Kinderzirkus Cabuwazi soll erweitert werden

Der Cabuwazi-Standort in Kreuzberg (Archivbild)

Der Bezirk soll den Kinderzirkus Cabuwazi unterstützen bei dessen Plan, bauliche Veränderungen vorzunehmen. Das hat die BVV am 13. Dezember beschlossen.

Mehrere tausend Berliner Kinder und Jugendliche nehmen jedes Jahr an Projekten des Zirkus Cabuwazi teil – etwa im Rahmen von Schulprojekten oder Ferienworkshops.
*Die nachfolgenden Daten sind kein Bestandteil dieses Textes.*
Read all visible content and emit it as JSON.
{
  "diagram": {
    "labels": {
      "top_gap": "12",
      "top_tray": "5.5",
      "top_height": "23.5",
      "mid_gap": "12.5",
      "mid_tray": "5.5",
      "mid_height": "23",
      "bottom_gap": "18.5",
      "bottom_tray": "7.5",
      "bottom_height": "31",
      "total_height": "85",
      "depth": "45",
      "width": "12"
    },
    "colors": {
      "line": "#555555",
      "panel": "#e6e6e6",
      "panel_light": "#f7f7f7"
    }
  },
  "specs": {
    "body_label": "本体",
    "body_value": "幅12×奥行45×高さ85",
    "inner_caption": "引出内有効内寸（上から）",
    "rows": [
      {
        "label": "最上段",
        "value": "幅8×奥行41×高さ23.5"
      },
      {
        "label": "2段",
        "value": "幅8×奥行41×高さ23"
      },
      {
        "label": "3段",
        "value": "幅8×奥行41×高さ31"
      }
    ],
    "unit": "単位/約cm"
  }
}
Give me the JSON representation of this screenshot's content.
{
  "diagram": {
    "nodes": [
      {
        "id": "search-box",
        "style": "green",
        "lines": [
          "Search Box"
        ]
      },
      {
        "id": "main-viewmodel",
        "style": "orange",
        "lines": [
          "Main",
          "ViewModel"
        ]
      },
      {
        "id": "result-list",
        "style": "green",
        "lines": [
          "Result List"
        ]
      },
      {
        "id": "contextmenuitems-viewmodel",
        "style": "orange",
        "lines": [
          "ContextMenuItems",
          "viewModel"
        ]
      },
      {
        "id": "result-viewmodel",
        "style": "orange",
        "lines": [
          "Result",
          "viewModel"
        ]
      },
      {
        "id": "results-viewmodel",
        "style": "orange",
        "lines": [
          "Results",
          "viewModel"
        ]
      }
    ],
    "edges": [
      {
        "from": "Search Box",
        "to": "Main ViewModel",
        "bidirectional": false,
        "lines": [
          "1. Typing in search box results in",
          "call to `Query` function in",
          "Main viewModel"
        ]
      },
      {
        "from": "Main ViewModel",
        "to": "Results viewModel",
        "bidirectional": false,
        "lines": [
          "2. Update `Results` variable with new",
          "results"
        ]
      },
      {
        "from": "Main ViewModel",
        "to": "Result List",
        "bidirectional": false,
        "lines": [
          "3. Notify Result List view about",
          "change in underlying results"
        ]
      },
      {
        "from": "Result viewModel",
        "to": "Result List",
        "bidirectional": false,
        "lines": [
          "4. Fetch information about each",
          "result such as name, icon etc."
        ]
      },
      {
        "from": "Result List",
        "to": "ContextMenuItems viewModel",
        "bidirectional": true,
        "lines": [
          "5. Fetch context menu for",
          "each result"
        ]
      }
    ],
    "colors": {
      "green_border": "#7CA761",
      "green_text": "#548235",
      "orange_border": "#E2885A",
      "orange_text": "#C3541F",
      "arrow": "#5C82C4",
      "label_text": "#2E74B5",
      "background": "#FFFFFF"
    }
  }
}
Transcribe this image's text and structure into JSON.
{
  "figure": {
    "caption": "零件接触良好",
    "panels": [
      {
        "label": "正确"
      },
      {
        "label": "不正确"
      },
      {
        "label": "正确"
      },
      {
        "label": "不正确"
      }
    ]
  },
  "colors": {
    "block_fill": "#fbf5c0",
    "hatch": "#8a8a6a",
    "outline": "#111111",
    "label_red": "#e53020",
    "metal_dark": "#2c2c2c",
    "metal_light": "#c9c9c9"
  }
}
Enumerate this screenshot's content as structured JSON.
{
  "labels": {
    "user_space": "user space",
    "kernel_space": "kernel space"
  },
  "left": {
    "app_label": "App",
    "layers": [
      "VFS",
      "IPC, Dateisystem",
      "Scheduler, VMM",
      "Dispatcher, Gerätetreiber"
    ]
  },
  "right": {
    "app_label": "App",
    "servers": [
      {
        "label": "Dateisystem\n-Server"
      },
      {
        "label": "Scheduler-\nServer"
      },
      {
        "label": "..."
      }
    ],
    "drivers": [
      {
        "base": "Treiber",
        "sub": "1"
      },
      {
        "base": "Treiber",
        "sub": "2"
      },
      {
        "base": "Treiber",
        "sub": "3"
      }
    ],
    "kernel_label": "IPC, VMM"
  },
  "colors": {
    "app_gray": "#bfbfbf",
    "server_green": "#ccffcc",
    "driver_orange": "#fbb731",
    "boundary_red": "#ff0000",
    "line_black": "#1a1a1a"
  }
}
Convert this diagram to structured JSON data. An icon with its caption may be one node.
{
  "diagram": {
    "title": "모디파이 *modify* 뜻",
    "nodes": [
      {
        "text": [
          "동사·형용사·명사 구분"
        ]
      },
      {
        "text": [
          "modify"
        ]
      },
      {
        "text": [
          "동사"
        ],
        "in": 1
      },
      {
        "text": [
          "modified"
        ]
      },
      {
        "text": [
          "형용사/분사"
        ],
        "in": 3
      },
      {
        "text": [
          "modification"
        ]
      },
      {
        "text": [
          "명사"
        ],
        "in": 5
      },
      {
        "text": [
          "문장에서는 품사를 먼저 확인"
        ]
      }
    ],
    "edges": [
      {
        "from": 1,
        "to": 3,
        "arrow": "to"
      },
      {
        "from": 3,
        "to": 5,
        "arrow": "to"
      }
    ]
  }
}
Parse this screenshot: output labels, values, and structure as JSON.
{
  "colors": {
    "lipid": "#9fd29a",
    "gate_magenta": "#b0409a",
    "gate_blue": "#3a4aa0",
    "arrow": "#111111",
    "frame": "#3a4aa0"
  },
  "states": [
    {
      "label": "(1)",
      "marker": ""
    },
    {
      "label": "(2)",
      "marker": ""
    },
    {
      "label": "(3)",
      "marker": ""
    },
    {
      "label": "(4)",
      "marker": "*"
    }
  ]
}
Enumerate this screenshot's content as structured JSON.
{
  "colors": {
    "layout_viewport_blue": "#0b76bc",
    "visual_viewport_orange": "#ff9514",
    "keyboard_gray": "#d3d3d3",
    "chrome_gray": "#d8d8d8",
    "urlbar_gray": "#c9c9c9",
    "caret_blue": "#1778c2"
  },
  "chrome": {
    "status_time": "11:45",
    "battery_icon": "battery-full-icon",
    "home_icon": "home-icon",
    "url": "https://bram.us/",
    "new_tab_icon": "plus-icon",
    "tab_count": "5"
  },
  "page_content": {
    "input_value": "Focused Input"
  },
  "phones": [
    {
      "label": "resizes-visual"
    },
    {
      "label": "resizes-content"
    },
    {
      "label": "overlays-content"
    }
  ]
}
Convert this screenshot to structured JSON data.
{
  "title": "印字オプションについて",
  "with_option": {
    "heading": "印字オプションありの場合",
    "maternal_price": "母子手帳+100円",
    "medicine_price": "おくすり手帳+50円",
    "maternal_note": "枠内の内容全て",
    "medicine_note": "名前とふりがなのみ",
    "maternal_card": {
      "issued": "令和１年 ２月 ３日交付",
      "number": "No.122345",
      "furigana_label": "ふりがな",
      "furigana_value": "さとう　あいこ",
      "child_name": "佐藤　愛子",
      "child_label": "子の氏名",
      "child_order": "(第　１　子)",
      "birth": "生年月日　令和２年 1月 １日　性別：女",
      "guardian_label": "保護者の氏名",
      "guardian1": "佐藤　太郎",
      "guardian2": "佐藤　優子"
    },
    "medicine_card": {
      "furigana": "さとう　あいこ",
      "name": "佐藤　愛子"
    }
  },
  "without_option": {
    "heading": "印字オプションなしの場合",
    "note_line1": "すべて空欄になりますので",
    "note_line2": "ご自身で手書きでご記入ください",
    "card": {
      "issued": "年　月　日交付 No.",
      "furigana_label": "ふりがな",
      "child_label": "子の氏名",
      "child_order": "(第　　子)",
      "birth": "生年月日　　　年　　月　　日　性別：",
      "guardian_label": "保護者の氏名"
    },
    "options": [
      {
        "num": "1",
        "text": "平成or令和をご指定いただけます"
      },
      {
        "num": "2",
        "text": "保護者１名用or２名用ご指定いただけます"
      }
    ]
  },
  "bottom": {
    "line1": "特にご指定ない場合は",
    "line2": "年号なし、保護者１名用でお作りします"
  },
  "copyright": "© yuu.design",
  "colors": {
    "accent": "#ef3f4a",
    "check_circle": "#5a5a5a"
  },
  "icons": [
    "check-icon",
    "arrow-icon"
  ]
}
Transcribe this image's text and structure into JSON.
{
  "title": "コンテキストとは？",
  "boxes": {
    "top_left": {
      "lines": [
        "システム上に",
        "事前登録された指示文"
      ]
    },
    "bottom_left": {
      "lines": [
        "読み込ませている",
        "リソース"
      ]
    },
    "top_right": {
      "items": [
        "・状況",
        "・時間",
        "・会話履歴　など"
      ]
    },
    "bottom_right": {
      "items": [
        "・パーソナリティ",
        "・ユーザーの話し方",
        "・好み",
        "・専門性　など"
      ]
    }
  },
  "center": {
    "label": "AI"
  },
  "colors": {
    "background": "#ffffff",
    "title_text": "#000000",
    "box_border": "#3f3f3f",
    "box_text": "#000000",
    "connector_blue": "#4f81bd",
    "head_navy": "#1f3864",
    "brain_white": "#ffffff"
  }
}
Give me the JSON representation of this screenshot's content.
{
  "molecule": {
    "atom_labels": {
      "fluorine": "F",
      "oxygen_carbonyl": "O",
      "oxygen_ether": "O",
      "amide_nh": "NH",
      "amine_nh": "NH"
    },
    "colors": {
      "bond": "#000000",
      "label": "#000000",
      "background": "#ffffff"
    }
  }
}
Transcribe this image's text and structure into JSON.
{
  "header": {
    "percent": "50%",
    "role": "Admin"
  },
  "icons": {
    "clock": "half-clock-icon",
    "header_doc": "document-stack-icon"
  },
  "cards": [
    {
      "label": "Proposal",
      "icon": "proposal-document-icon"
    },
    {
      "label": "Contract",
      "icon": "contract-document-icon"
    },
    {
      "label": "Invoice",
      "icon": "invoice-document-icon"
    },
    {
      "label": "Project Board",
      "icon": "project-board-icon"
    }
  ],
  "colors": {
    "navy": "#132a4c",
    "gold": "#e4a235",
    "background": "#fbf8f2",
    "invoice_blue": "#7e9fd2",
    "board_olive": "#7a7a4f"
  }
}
Einer der Standorte des Zirkus´ befindet sich in der Wiener Straße in Kreuzberg. Nun sind die Betreiber auf Unterstützung aus dem Bezirksamt angewiesen – und sollen sie nach dem Willen der BVV auch bekommen.

„Cabuwazi möchte gerne einen neuen fliegenden Bau auf dem Grundstück errichten“, schreiben die Bezirksverordneten Tessa Mollenhauer-Koch und Frank Vollmert in einem BVV-Antrag der SPD. Mit diesem fordern sie: Der Bezirk soll dem Zirkus ermöglichen, bauliche Veränderungen vorzunehmen – natürlich in Absprache mit den zuständigen Verwaltungsgremien. Der Cabuwazi-Standort sei ein wichtiger Treffpunkt für viele Kinder und leiste tolle Arbeit, betont Mollenhauer-Koch. „Durch die Erweiterung ist es möglich, noch mehr Kindern die Möglichkeit zu geben, dort ihre Freizeit zu verbringen.“

Die BVV hat den Antrag am 13. Dezember mit großer Mehrheit beschlossen. Die Grünen-Fraktion hatte zuvor eine Unterbrechung der BVV beantragt, sich dann aber – offenbar trotz anfänglicher Vorbehalte – zu einer Zustimmung durchgerungen.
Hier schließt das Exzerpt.